Las Vegas Man Gets 27 Years in Jail for Armed Robbery

In 2016, during an intense trial, the government failed to turn over key evidence to Brian Wright’s legal team until the morning of his trial. At the time, Wright was on trial for his 2014 holdups in which over $1.1 million in merchandise was stolen from Jared Jewelry stores, as well as others. Because of this legal technicality, Wright was allowed to walk free – simply waltz away from a case that might have led him to a 100-year prison sentence. Experienced Las Vegas criminal defense lawyers say this may happen more often than we think.

Criminal Conviction With Gavel

What Are the Details of the 2014 Crime?

The 2014 operation involved Wright recruiting gunmen and getaway drivers, before carrying out the armed robberies. The set up was similar to how Wright would later orchestrate his 2017 heist – the heist that recently led to his 27-year sentence.

What Are the Criminal Charges?

Earlier this week, Wright was convicted of using a firearm during a crime of violence. As well, he was convicted of interfering with commerce by robbery and conspiracy to interfere with commerce by robbery. U.S. District Judge, Jennifer Dorsey, handed down his sentence.

Wright was not in the room when his sentence was read because, earlier during the hearing, he had been fighting with the judge, claiming his innocence.
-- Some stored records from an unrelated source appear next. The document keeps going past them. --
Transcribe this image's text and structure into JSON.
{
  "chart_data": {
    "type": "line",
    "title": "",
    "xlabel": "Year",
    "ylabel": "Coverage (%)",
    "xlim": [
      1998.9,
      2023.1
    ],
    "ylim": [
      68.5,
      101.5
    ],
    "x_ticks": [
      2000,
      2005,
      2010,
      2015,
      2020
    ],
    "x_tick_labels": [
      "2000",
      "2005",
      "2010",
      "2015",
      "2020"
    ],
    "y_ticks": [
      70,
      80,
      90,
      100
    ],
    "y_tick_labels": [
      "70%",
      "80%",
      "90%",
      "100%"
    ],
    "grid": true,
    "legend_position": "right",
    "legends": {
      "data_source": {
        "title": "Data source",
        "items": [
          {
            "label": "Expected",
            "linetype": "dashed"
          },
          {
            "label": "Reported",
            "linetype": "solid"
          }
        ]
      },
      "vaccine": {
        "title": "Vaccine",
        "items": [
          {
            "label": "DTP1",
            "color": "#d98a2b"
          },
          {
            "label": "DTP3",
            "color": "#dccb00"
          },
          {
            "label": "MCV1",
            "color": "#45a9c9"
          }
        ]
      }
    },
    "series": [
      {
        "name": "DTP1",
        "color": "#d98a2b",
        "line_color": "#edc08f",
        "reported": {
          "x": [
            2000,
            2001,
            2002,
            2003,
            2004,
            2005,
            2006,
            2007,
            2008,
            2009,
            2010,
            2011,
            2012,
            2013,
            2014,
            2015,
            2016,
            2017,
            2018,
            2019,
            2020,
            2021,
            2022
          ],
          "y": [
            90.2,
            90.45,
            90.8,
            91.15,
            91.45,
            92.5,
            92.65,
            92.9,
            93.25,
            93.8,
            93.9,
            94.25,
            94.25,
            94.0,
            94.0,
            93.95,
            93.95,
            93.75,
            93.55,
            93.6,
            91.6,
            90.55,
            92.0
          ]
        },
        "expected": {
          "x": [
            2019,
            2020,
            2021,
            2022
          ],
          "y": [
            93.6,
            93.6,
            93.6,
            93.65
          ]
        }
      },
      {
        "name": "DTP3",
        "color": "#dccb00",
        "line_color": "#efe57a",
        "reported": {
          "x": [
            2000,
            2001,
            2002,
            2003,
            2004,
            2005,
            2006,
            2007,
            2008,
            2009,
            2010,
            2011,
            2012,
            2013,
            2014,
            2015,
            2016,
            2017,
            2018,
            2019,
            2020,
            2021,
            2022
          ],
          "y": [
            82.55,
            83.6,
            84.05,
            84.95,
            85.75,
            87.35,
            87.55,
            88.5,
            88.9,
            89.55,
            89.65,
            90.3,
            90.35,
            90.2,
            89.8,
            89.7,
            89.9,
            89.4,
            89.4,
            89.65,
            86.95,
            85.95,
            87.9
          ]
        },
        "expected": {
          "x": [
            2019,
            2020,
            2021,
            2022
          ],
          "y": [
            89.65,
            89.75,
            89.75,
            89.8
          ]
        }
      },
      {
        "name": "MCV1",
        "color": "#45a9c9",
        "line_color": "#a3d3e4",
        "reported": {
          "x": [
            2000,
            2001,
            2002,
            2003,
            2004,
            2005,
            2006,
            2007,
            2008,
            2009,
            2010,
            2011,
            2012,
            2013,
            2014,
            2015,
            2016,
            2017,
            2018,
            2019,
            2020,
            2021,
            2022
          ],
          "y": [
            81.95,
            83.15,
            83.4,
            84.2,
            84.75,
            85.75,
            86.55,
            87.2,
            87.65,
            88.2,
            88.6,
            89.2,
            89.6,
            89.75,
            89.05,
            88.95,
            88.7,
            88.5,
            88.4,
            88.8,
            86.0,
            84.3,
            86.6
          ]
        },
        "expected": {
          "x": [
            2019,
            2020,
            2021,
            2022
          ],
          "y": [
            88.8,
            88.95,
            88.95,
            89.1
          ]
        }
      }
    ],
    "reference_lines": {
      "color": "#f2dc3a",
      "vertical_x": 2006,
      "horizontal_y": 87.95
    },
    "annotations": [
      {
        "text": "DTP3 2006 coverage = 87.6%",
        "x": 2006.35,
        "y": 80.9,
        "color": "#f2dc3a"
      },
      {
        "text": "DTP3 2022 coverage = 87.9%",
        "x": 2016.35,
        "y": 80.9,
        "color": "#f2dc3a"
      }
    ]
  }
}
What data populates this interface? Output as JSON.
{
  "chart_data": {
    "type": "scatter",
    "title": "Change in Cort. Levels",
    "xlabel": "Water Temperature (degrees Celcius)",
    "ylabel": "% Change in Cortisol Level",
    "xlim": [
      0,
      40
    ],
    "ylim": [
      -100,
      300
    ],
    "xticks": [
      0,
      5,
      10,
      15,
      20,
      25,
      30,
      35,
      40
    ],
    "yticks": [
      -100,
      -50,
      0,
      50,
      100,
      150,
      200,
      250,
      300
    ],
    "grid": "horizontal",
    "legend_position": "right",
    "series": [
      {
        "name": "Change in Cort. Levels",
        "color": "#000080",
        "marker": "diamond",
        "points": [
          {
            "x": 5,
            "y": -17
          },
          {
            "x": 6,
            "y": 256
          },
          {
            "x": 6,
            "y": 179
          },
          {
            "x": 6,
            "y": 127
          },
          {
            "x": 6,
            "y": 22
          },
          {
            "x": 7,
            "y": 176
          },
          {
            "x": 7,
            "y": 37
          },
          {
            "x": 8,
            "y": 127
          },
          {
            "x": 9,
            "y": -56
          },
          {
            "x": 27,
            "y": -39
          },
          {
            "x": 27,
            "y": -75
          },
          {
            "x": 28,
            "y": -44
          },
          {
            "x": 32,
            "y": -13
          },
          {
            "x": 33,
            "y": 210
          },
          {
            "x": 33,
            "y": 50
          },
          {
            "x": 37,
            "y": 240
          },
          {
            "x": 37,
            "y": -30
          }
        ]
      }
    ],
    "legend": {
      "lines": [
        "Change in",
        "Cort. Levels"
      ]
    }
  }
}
He eventually stated, “I’d rather just leave,” and called the proceedings a “fare” and a “circus.” Court marshals escorted him from Judge Dorsey’s courtroom.

“I don’t want to be nowhere near you people,” Wright said. “You dirty as hell.”

Judge Dorsey stated that Wright’s behavior was both “obstreperous” and “disruptive” but that it did not factor into her sentencing.

What Happened at Trial?

During the course of the week-long trial, federal prosecutors argued that Wright had conspired with several other individuals (all of whom testified against him) to commit two armed robberies back in 2017. “Terrified employees” and customers in the jewelry stores had been forced to their knees at gunpoint while the crimes were committed.

Assistant U.S. Attorney, Nadia Ahmed, spoke to the courtroom about Wright’s life filled with crime, as well as the most recent offense. “The suffering, the pain, the lasting turmoil Wright and his co-conspirators left the employees and customers of these stores to deal with was and is nothing to the defendant,” she also wrote in a sentencing memo.

The Accused Maintains Innocence

Meanwhile, Wright claimed that, all along, the prosecutors and the FBI agent on his case were plotting against him in a vendetta, ever since the 2016 court blunder that led to his freedom.

In the most recent crime, Wright did not, technically, enter the store. He was nearby communicating with the gunman, who stole over $800,000 worth of jewels. The stolen goods were later recovered. Wright’s fingerprint was found on a garbage bag holding some of the gems.